Et si les enseignant.e.s devenaient aussi chercheur.e.s ?

En 2010 Simon Borg, déduit d’une enquête menée auprès d’enseignant.e.s sur le concept d’engagement avec la recherche, « que les enseignant.e.s ne lisent pas la recherche car elles et ils :

n’ont pas le temps ;

n’y ont pas accès (d’un point de vue physique et intellectuel) ;

ne lui font pas confiance ;

ne la trouvent pas pertinente pour le travail. »

Aujourd’hui, le principe d’adossement à la recherche dans l’éducation est largement convoqué par le ministre de l’Éducation nationale et constitue la base et la justification de la mise en place en 2018 du Conseil scientifique de l’Éducation nationale (CSEN).

Un tel écart suscite plusieurs pistes de réflexion dont se fait l’écho le Dossier de veille de l’IFé n°132 de février 2020 réalisé par Marie Gaussel.

Évidemment le premier questionnement interroge la recherche elle-même et sa capacité à rendre compte de ce qui se passe réellement dans « la classe ». De nombreux chercheurs argumentent en effet sur la complexité des interactions se déroulant dans les activités d’enseignement qui impliquent un décalage important avec des données théoriques ou de laboratoire, mais qui font aussi de chaque situation, une expérience particulière.

Est-ce pour autant que les enseignant.e.s doivent rester éloigné.e.s voire ignorant.e.s des travaux des chercheurs et des résultats de la recherche ?

Bien entendu que non. Et les évolutions de la formation professionnelle initiale tend à combler ce déficit. Le constat n’est pourtant pas, pour l’essentiel, à la hauteur des attentes. En effet, trop souvent encore, apports théoriques et expériences pratiques, savoirs de la recherche et expertises de terrain s’ignorent, se superposent, semblent antinomiques et trop rarement elles sont vécues comme complémentaires.

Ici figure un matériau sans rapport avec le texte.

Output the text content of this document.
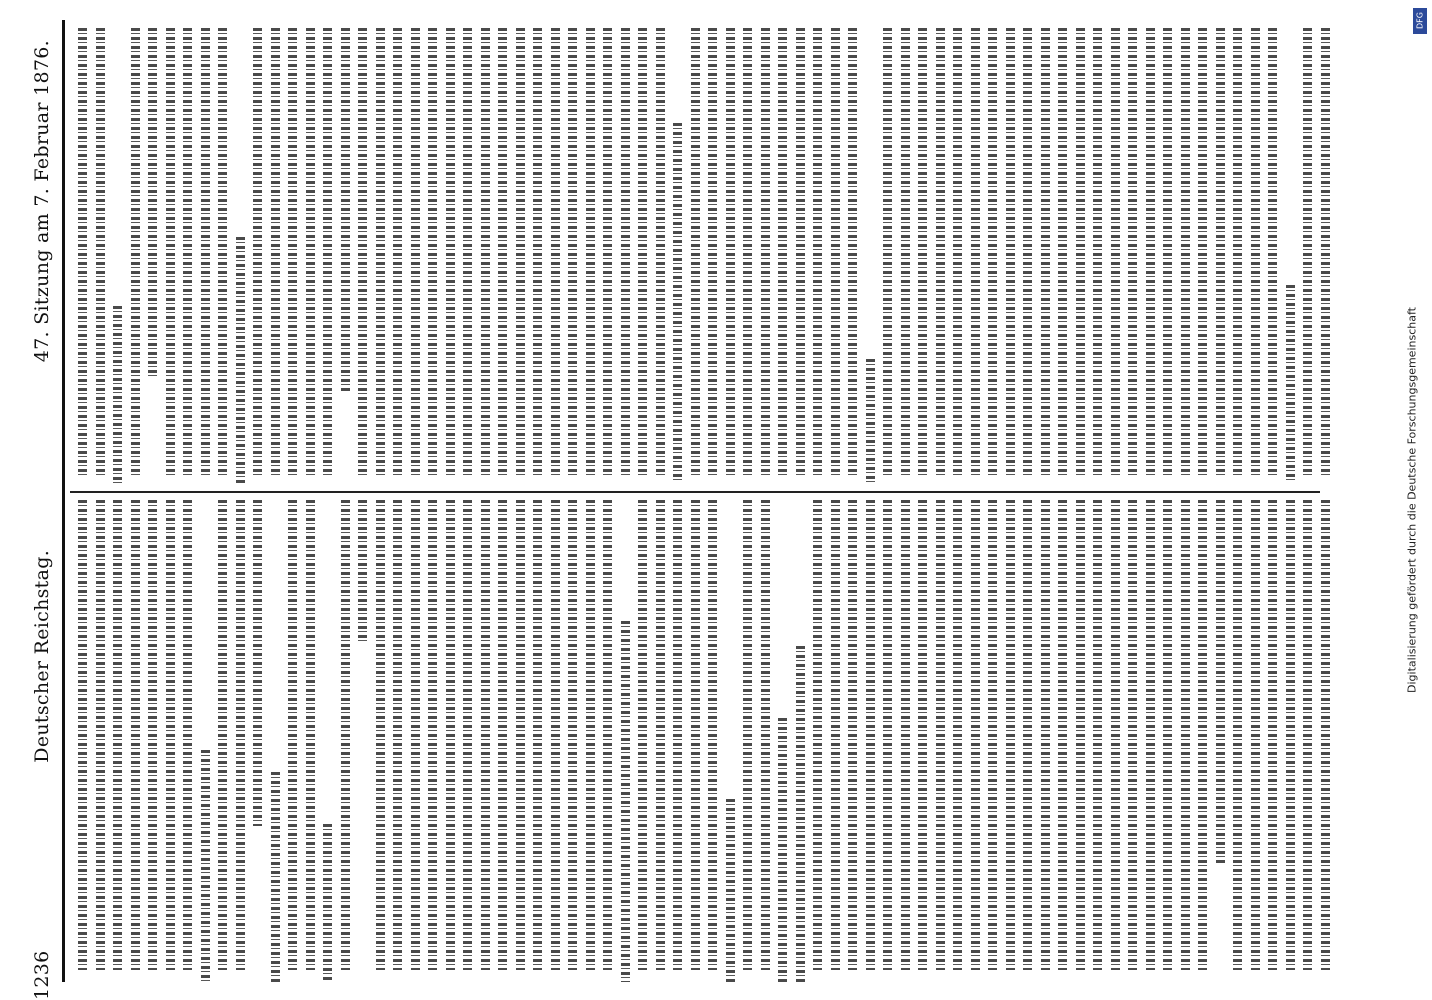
1236
Deutscher Reichstag.
47. Sitzung am 7. Februar 1876.
Digitalisierung gefördert durch die Deutsche Forschungsgemeinschaft
DFG
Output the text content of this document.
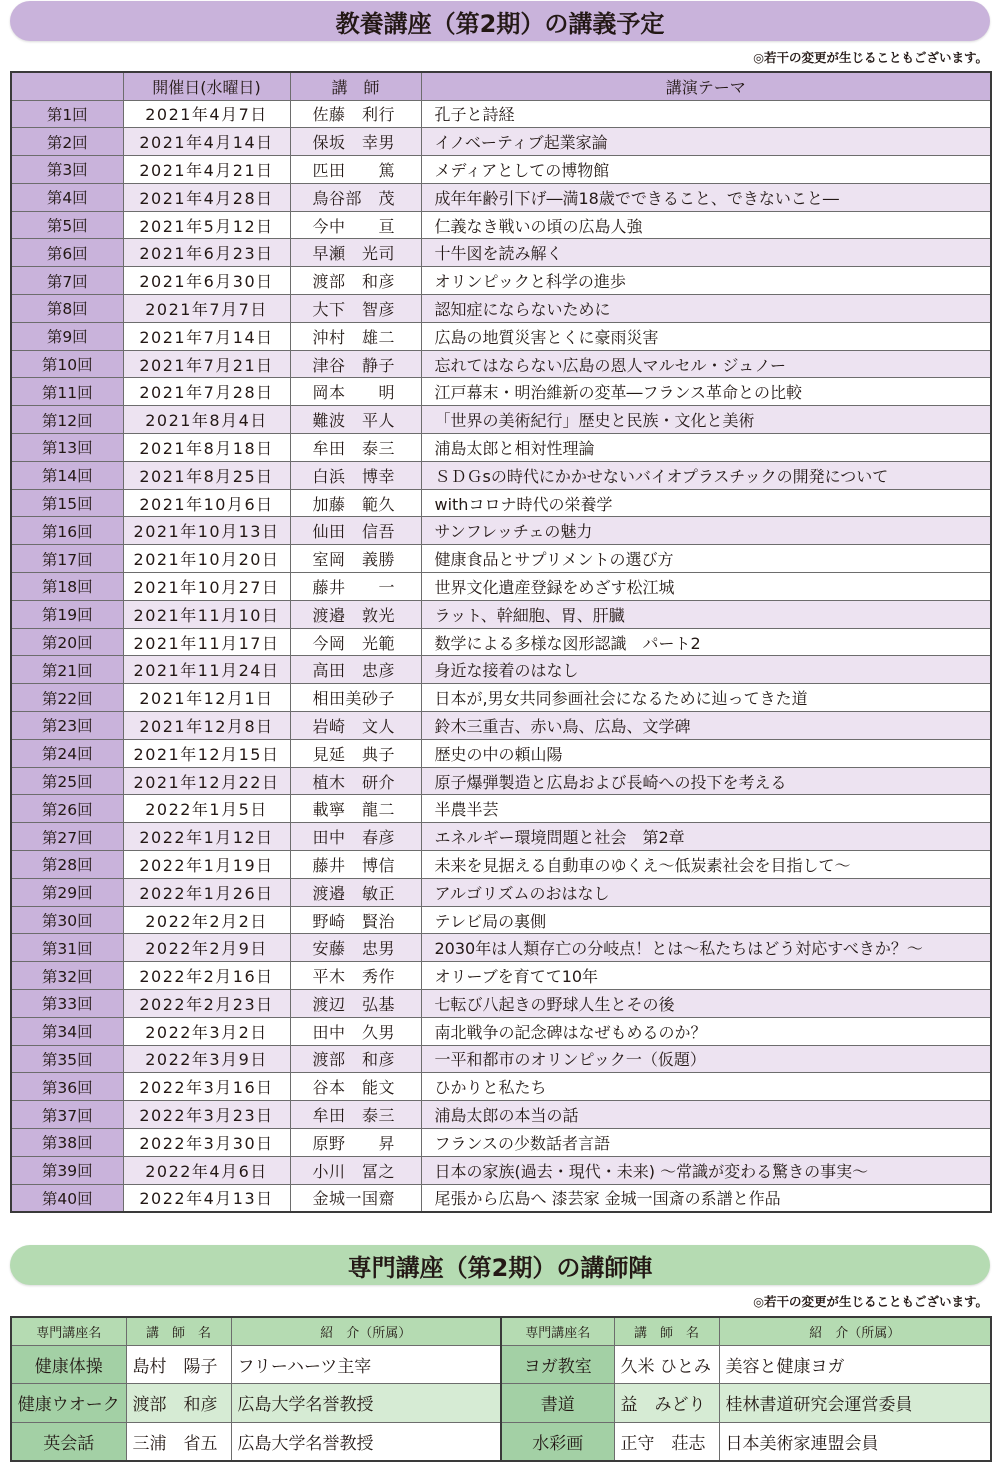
教養講座（第2期）の講義予定
◎若干の変更が生じることもございます。
	開催日(水曜日)	講　師	講演テーマ
第1回	2021年4月7日	佐藤　利行	孔子と詩経
第2回	2021年4月14日	保坂　幸男	イノベーティブ起業家論
第3回	2021年4月21日	匹田　　篤	メディアとしての博物館
第4回	2021年4月28日	鳥谷部　茂	成年年齢引下げ―満18歳でできること、できないこと―
第5回	2021年5月12日	今中　　亘	仁義なき戦いの頃の広島人強
第6回	2021年6月23日	早瀬　光司	十牛図を読み解く
第7回	2021年6月30日	渡部　和彦	オリンピックと科学の進歩
第8回	2021年7月7日	大下　智彦	認知症にならないために
第9回	2021年7月14日	沖村　雄二	広島の地質災害とくに豪雨災害
第10回	2021年7月21日	津谷　静子	忘れてはならない広島の恩人マルセル・ジュノー
第11回	2021年7月28日	岡本　　明	江戸幕末・明治維新の変革―フランス革命との比較
第12回	2021年8月4日	難波　平人	「世界の美術紀行」歴史と民族・文化と美術
第13回	2021年8月18日	牟田　泰三	浦島太郎と相対性理論
第14回	2021年8月25日	白浜　博幸	ＳＤＧsの時代にかかせないバイオプラスチックの開発について
第15回	2021年10月6日	加藤　範久	withコロナ時代の栄養学
第16回	2021年10月13日	仙田　信吾	サンフレッチェの魅力
第17回	2021年10月20日	室岡　義勝	健康食品とサプリメントの選び方
第18回	2021年10月27日	藤井　　一	世界文化遺産登録をめざす松江城
第19回	2021年11月10日	渡邉　敦光	ラット、幹細胞、胃、肝臓
第20回	2021年11月17日	今岡　光範	数学による多様な図形認識　パート2
第21回	2021年11月24日	高田　忠彦	身近な接着のはなし
第22回	2021年12月1日	相田美砂子	日本が,男女共同参画社会になるために辿ってきた道
第23回	2021年12月8日	岩崎　文人	鈴木三重吉、赤い鳥、広島、文学碑
第24回	2021年12月15日	見延　典子	歴史の中の頼山陽
第25回	2021年12月22日	植木　研介	原子爆弾製造と広島および長崎への投下を考える
第26回	2022年1月5日	載寧　龍二	半農半芸
第27回	2022年1月12日	田中　春彦	エネルギー環境問題と社会　第2章
第28回	2022年1月19日	藤井　博信	未来を見据える自動車のゆくえ～低炭素社会を目指して～
第29回	2022年1月26日	渡邉　敏正	アルゴリズムのおはなし
第30回	2022年2月2日	野崎　賢治	テレビ局の裏側
第31回	2022年2月9日	安藤　忠男	2030年は人類存亡の分岐点！とは～私たちはどう対応すべきか？～
第32回	2022年2月16日	平木　秀作	オリーブを育てて10年
第33回	2022年2月23日	渡辺　弘基	七転び八起きの野球人生とその後
第34回	2022年3月2日	田中　久男	南北戦争の記念碑はなぜもめるのか？
第35回	2022年3月9日	渡部　和彦	一平和都市のオリンピック一（仮題）
第36回	2022年3月16日	谷本　能文	ひかりと私たち
第37回	2022年3月23日	牟田　泰三	浦島太郎の本当の話
第38回	2022年3月30日	原野　　昇	フランスの少数話者言語
第39回	2022年4月6日	小川　冨之	日本の家族(過去・現代・未来) ～常識が変わる驚きの事実～
第40回	2022年4月13日	金城一国齋	尾張から広島へ 漆芸家 金城一国斎の系譜と作品
専門講座（第2期）の講師陣
◎若干の変更が生じることもございます。
専門講座名	講　師　名	紹　介（所属）	専門講座名	講　師　名	紹　介（所属）
健康体操	島村　陽子	フリーハーツ主宰	ヨガ教室	久米 ひとみ	美容と健康ヨガ
健康ウオーク	渡部　和彦	広島大学名誉教授	書道	益　みどり	桂林書道研究会運営委員
英会話	三浦　省五	広島大学名誉教授	水彩画	正守　荘志	日本美術家連盟会員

Pourquoi ? Parce que les enseignant.e.s ne sont pas formé.e.s à la recherche. La culture de la recherche ne fait pas partie de leur bagage de formation. Au mieux, elles et ils sont formé. e.s par la recherche, c’est-à-dire par les apports des sciences, mais sans pouvoir participer à leur élaboration et sans que leur expertise professionnelle ne soit mobilisées comme éléments constituants des résultats. Le ministère de l’Éducation nationale préconise pourtant depuis 2013 que « les contenus de la formation doivent s’appuyer sur des travaux de recherche, de façon à familiariser les stagiaires avec les démarches scientifiques et les initier à l’observation et l’analyse de leur propres pratiques professionnelles. » Daniel Filâtre va jusqu’à affirmer en 2018, dans le rapport « Améliorer la formation initiale des professeurs des écoles » qu’il pilote au nom du Comité national de suivi de la réforme de la formation des enseignants que « comme tout master universitaire, le master MEEFl 1er degré doit se caractériser par son ouverture et par un adossement à la recherche : méthodes scientifiques, état des savoirs, usage de fonds documentaires, problématisation de questions professionnelles, élaboration d’une démarche scientifique, analyse de données récoltées pour mieux comprendre la question étudiée. »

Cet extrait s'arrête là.